But disturbing questions continued to arise, Rev. Patterson recalled. "Some pastors in New Brunswick wanted to know what one of the groups called Eastern Service Workers did with their funds. That confirmed our suspicions," he said.
By 1982, not only did the National Labor Federation print "Invest Yourself," but one quarter of the listings were affiliates and Ms. Ramirez had become the board's chairwoman. He said Methodist, Lutheran, and Episcopalian groups withdrew their listings from Invest Yourself. Finally, Rev. Patterson and his colleagues asked Ms. Ramirez to leave the board in the fall of 1982. A church newspaper called Christian Century ran a piece on the maneuvers called How the Revolutionaries Conned the Bureaucrats.
As a result of her removal, Ms. Ramirez sued Rev. Patterson, other Commission members, and the National Council of Churches for $20 million, claiming her civil rights had been violated. Rev. Patterson said the suit was dismissed in Manhattan Federal Court. The National Labor Federation has since filed an appeal, but Rev. Patterson is confident the suit is history.
"They infiltrated our organization and took over our publication," he remarked. "We weren't aware of their shadowy way until a lot of damage had been done," he said.
The National Labor Federation still prints Invest Yourself, apparently unbeknownst to some nonprofit groups it lists.
"In the latest issue I saw the Sierra Club had run a large ad," said Ms. Coates. "I was shocked."
When she was the national director of the Cult Awareness Network, Ms. Coates said she would receive calls from parents distressed because their children were in a sect "with a deadline for world revolution." The deadlines were flexible, she said. "The last one I knew about was March 15, 1984, the Ides of March." She assumed Mr. Perente selected the date because of "Julius Caesar," his favorite Shakespeare play.
This quote is from an old article, link here: http://www.ex-iwp.org/docs/Cults/East%20Hamtpon%20Star%20on%20Natlfed.htm.

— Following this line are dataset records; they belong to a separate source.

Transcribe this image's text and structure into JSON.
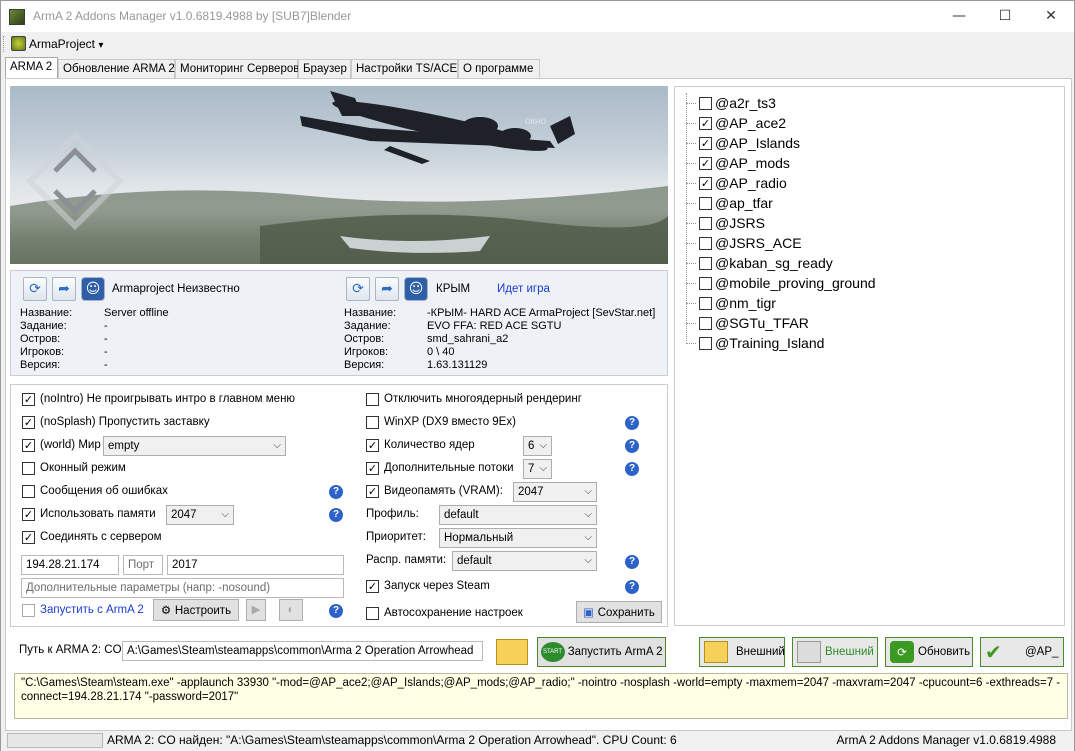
{
  "window": {
    "title": "ArmA 2 Addons Manager v1.0.6819.4988 by [SUB7]Blender",
    "minimize": "—",
    "maximize": "☐",
    "close": "✕"
  },
  "menu": {
    "project": "ArmaProject",
    "arrow": "▾"
  },
  "tabs": [
    "ARMA 2",
    "Обновление ARMA 2",
    "Мониторинг Серверов",
    "Браузер",
    "Настройки TS/ACE",
    "О программе"
  ],
  "server_left": {
    "name": "Armaproject Неизвестно",
    "labels": [
      "Название:",
      "Задание:",
      "Остров:",
      "Игроков:",
      "Версия:"
    ],
    "values": [
      "Server offline",
      "-",
      "-",
      "-",
      "-"
    ]
  },
  "server_right": {
    "name": "КРЫМ",
    "status": "Идет игра",
    "labels": [
      "Название:",
      "Задание:",
      "Остров:",
      "Игроков:",
      "Версия:"
    ],
    "values": [
      "-КРЫМ- HARD ACE ArmaProject [SevStar.net]",
      "EVO FFA: RED ACE SGTU",
      "smd_sahrani_a2",
      "0 \\ 40",
      "1.63.131129"
    ]
  },
  "banner_watermark": "окно",
  "options_left": {
    "nointro": "(noIntro) Не проигрывать интро в главном меню",
    "nosplash": "(noSplash) Пропустить заставку",
    "world": "(world) Мир",
    "world_value": "empty",
    "windowed": "Оконный режим",
    "errors": "Сообщения об ошибках",
    "memory": "Использовать памяти",
    "memory_value": "2047",
    "connect": "Соединять с сервером",
    "ip": "194.28.21.174",
    "port_placeholder": "Порт",
    "port": "2017",
    "extra_placeholder": "Дополнительные параметры (напр: -nosound)",
    "launch_arma2": "Запустить с ArmA 2",
    "configure": "Настроить"
  },
  "options_right": {
    "multicore": "Отключить многоядерный рендеринг",
    "winxp": "WinXP (DX9 вместо 9Ex)",
    "cores": "Количество ядер",
    "cores_value": "6",
    "threads": "Дополнительные потоки",
    "threads_value": "7",
    "vram": "Видеопамять (VRAM):",
    "vram_value": "2047",
    "profile": "Профиль:",
    "profile_value": "default",
    "priority": "Приоритет:",
    "priority_value": "Нормальный",
    "memalloc": "Распр. памяти:",
    "memalloc_value": "default",
    "steam": "Запуск  через Steam",
    "autosave": "Автосохранение настроек",
    "save": "Сохранить"
  },
  "mods": [
    {
      "name": "@a2r_ts3",
      "checked": false
    },
    {
      "name": "@AP_ace2",
      "checked": true
    },
    {
      "name": "@AP_Islands",
      "checked": true
    },
    {
      "name": "@AP_mods",
      "checked": true
    },
    {
      "name": "@AP_radio",
      "checked": true
    },
    {
      "name": "@ap_tfar",
      "checked": false
    },
    {
      "name": "@JSRS",
      "checked": false
    },
    {
      "name": "@JSRS_ACE",
      "checked": false
    },
    {
      "name": "@kaban_sg_ready",
      "checked": false
    },
    {
      "name": "@mobile_proving_ground",
      "checked": false
    },
    {
      "name": "@nm_tigr",
      "checked": false
    },
    {
      "name": "@SGTu_TFAR",
      "checked": false
    },
    {
      "name": "@Training_Island",
      "checked": false
    }
  ],
  "path": {
    "label": "Путь к ARMA 2: CO:",
    "value": "A:\\Games\\Steam\\steamapps\\common\\Arma 2 Operation Arrowhead",
    "launch": "Запустить ArmA 2",
    "start_badge": "START"
  },
  "actions": {
    "external1": "Внешний",
    "external2": "Внешний",
    "refresh": "Обновить",
    "ap": "@AP_"
  },
  "cmdline": "\"C:\\Games\\Steam\\steam.exe\" -applaunch 33930 \"-mod=@AP_ace2;@AP_Islands;@AP_mods;@AP_radio;\" -nointro -nosplash -world=empty -maxmem=2047 -maxvram=2047 -cpucount=6 -exthreads=7 -connect=194.28.21.174 \"-password=2017\"",
  "status": {
    "main": "ARMA 2: CO найден: \"A:\\Games\\Steam\\steamapps\\common\\Arma 2 Operation Arrowhead\". CPU Count: 6",
    "right": "ArmA 2 Addons Manager v1.0.6819.4988"
  },
  "colors": {
    "link": "#1a3cd0",
    "help": "#2d62c8",
    "cmd_bg": "#ffffe5",
    "green": "#3a9a22"
  }
}
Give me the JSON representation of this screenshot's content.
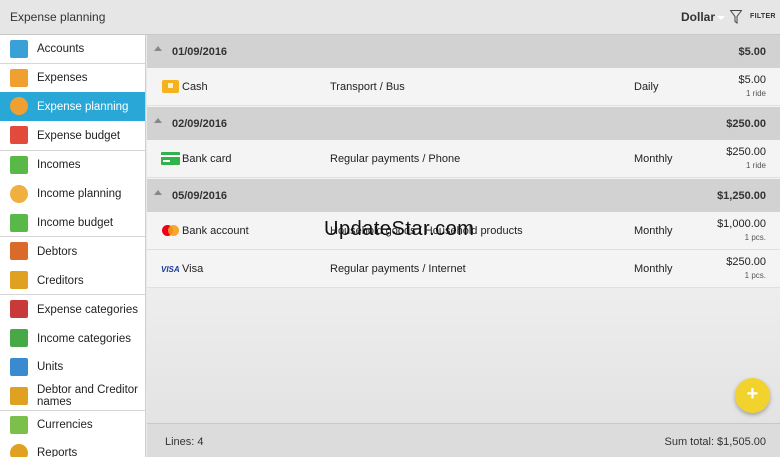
{
  "app": {
    "title": "Expense planning"
  },
  "toolbar": {
    "currency": "Dollar",
    "filter_label": "FILTER"
  },
  "sidebar": {
    "items": [
      {
        "label": "Accounts",
        "icon": "accounts-icon",
        "color": "#3aa0d8"
      },
      {
        "label": "Expenses",
        "icon": "expenses-icon",
        "color": "#e24b3b"
      },
      {
        "label": "Expense planning",
        "icon": "expense-planning-icon",
        "color": "#f0a030"
      },
      {
        "label": "Expense budget",
        "icon": "expense-budget-icon",
        "color": "#e24b3b"
      },
      {
        "label": "Incomes",
        "icon": "incomes-icon",
        "color": "#58b848"
      },
      {
        "label": "Income planning",
        "icon": "income-planning-icon",
        "color": "#58b848"
      },
      {
        "label": "Income budget",
        "icon": "income-budget-icon",
        "color": "#58b848"
      },
      {
        "label": "Debtors",
        "icon": "debtors-icon",
        "color": "#d96a2a"
      },
      {
        "label": "Creditors",
        "icon": "creditors-icon",
        "color": "#e0a020"
      },
      {
        "label": "Expense categories",
        "icon": "expense-categories-icon",
        "color": "#c83a3a"
      },
      {
        "label": "Income categories",
        "icon": "income-categories-icon",
        "color": "#48a848"
      },
      {
        "label": "Units",
        "icon": "units-icon",
        "color": "#3a8ad0"
      },
      {
        "label": "Debtor and Creditor names",
        "icon": "debtor-creditor-names-icon",
        "color": "#e0a020"
      },
      {
        "label": "Currencies",
        "icon": "currencies-icon",
        "color": "#7ac04a"
      },
      {
        "label": "Reports",
        "icon": "reports-icon",
        "color": "#e0a020"
      }
    ],
    "active_index": 2
  },
  "groups": [
    {
      "date": "01/09/2016",
      "total": "$5.00",
      "rows": [
        {
          "account": "Cash",
          "account_icon": "cash-icon",
          "category": "Transport / Bus",
          "period": "Daily",
          "amount": "$5.00",
          "qty": "1 ride"
        }
      ]
    },
    {
      "date": "02/09/2016",
      "total": "$250.00",
      "rows": [
        {
          "account": "Bank card",
          "account_icon": "bank-card-icon",
          "category": "Regular payments / Phone",
          "period": "Monthly",
          "amount": "$250.00",
          "qty": "1 ride"
        }
      ]
    },
    {
      "date": "05/09/2016",
      "total": "$1,250.00",
      "rows": [
        {
          "account": "Bank account",
          "account_icon": "mastercard-icon",
          "category": "Household goods / Household products",
          "period": "Monthly",
          "amount": "$1,000.00",
          "qty": "1 pcs."
        },
        {
          "account": "Visa",
          "account_icon": "visa-icon",
          "category": "Regular payments / Internet",
          "period": "Monthly",
          "amount": "$250.00",
          "qty": "1 pcs."
        }
      ]
    }
  ],
  "watermark": "UpdateStar.com",
  "fab": {
    "label": "+"
  },
  "footer": {
    "lines": "Lines: 4",
    "sum_total": "Sum total: $1,505.00"
  },
  "colors": {
    "accent": "#29a8d8",
    "fab": "#f2d32e",
    "group_header": "#d2d2d2"
  }
}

But the practice is still happening in 2006. After churches became more guarded, this cult slacked off but went into "parachurch" and "interfaith" ministries, and its training of church volunteers inside its own centers back in the 1980's produced "clones" of its' methods in the 1990's up to today. Churches today may have forgotten about it and become vulnerable again. NatLFeds' trainers ("cadre")have taught followers to build their own cults by inserting aberrant points of theology like slivers in a mostly-acceptable context, and then these followers turn the tables on critics by shifting to stalking and personal relationship interference instead of just accepting that not everybody agrees. The followers may not even think they learned from NatLFed, because they may have learned through a "front" group. They may think that inserting Jesus means they are not using an atheist church-busting technique, but that is like painting a cross on a grenade. It is still a grenade.
This cult is heavily involved in laundering money and masking its fake politics, which shift from "radical left" to "radical right" according to the camouflage that seems most convenient. It really is about controlling the assetts and life of any church or other group it infiltrates, and this cult uses criminal methods of intimidation very freely.